I’m a Presbyterian and that’s somewhere in our idea of connectionalism.  Problem is we’re spread a pretty good distance and we’re all in the same camp.  Coworking in tighter geographical but broader denominational circles could be pretty exciting for Christ and his kingdom. 

Sunday, February 10, 2013

Medici

MEDICI

I’m not sure where I read it.  I think it might have been THE MEDICI EFFECT.  The theme was innovation and what I found fascinating was that the most creative centers were city sections where the city blocks were not long and had a mixture of business tenants.  By mixture what they meant was that some were in little, tiny offices and some were in big, giant ones; some were established and had been there for several years and others were new and had been there only several months.  Some did high end business and some did low end.  Some did art.  Some, food.  Some, computers. 

Because of the mix and layout, people walked.  The people who walked were different – wearing suits, wearing t-shirts, business comfortable, business hungry, and so on.  They passed each other’s stores.  They stood at the traffic lights together.  They chatted together at the hot-dog vendor. 

With long blocks people didn’t walk.  When the tenants were all big law firms they just wore suits and nobody went to the hot-dog vendor.  When the tenants were all start-ups in storefronts there wasn’t really much cash floating around.  What the mix and layout did was bring new and old, lean and fat, this outlook and that expertise, this need and that asset all together. 

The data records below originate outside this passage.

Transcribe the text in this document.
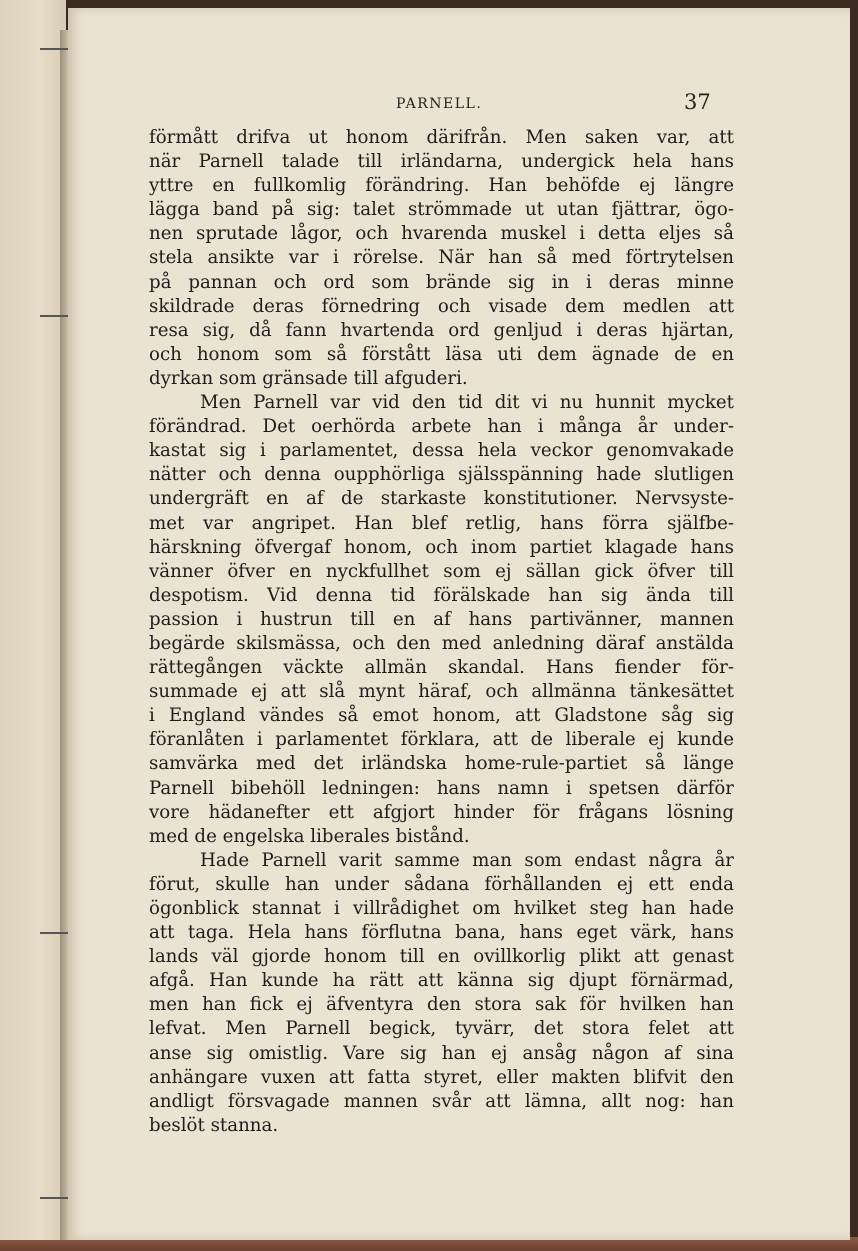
PARNELL.	37
förmått drifva ut honom därifrån. Men saken var, att
när Parnell talade till irländarna, undergick hela hans
yttre en fullkomlig förändring. Han behöfde ej längre
lägga band på sig: talet strömmade ut utan fjättrar, ögo-
nen sprutade lågor, och hvarenda muskel i detta eljes så
stela ansikte var i rörelse. När han så med förtrytelsen
på pannan och ord som brände sig in i deras minne
skildrade deras förnedring och visade dem medlen att
resa sig, då fann hvartenda ord genljud i deras hjärtan,
och honom som så förstått läsa uti dem ägnade de en
dyrkan som gränsade till afguderi.
Men Parnell var vid den tid dit vi nu hunnit mycket
förändrad. Det oerhörda arbete han i många år under-
kastat sig i parlamentet, dessa hela veckor genomvakade
nätter och denna oupphörliga själsspänning hade slutligen
undergräft en af de starkaste konstitutioner. Nervsyste-
met var angripet. Han blef retlig, hans förra själfbe-
härskning öfvergaf honom, och inom partiet klagade hans
vänner öfver en nyckfullhet som ej sällan gick öfver till
despotism. Vid denna tid förälskade han sig ända till
passion i hustrun till en af hans partivänner, mannen
begärde skilsmässa, och den med anledning däraf anstälda
rättegången väckte allmän skandal. Hans fiender för-
summade ej att slå mynt häraf, och allmänna tänkesättet
i England vändes så emot honom, att Gladstone såg sig
föranlåten i parlamentet förklara, att de liberale ej kunde
samvärka med det irländska home-rule-partiet så länge
Parnell bibehöll ledningen: hans namn i spetsen därför
vore hädanefter ett afgjort hinder för frågans lösning
med de engelska liberales bistånd.
Hade Parnell varit samme man som endast några år
förut, skulle han under sådana förhållanden ej ett enda
ögonblick stannat i villrådighet om hvilket steg han hade
att taga. Hela hans förflutna bana, hans eget värk, hans
lands väl gjorde honom till en ovillkorlig plikt att genast
afgå. Han kunde ha rätt att känna sig djupt förnärmad,
men han fick ej äfventyra den stora sak för hvilken han
lefvat. Men Parnell begick, tyvärr, det stora felet att
anse sig omistlig. Vare sig han ej ansåg någon af sina
anhängare vuxen att fatta styret, eller makten blifvit den
andligt försvagade mannen svår att lämna, allt nog: han
beslöt stanna.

How could churches get this cross pollination going?  If most of the members have belonged for three years or more, there's not much pollination.  If most of the leadership is what it was five years ago, there's not much pollination.  But diagnosing "not much pollination" or prescribing "pollination" is not as easy as saying how it happens.  How can it happen in churches?  Let's talk.

Monday, February 4, 2013

The Way We Do It Here

I grew up in a military family and one of the features of that life is moving.  We moved every couple of years.  What's behind moving personnel?  Is it just filling vacancies as when someone has retired or been promoted?  Yes, that's some of it.  But some of it has to do with keeping things fresh. 

No doubt there is a lot of positive power associated with people being in place for a long period of time.  They know who's who and what's what.  Call so and so if you want this done.  The thing-a-ma-bob is under the copy machine.  The reason we don't have one of those is that the hurricane twenty years ago knocked it down. 

That same positive can be also restricting.  "We've always done it that way" may have been fine for yesteryear and for all of us.  But what if it isn't for today and the people we need to gain for tomorrow?  What if there is new wine needed and all there are are old wineskins?  It's a pain to move house but it is good for throwing out stuff you don't need anymore that you would have held on to if you weren't moving. 

Sometimes I think the Methodists have it right to move pastors every five or six years.  It keeps a congregation from getting too in a rut.  Upsetting?  Yes.  Helpful?  Perhaps. 

And if you change the pastor but the session and staff stays the same throughout the pastoral changes? 

I don't know where I am going with all this except perhaps to say that we may need an earthquake to rearrange things and sometimes they come in nature or by accident.  How could we get the benefits of restructure by design?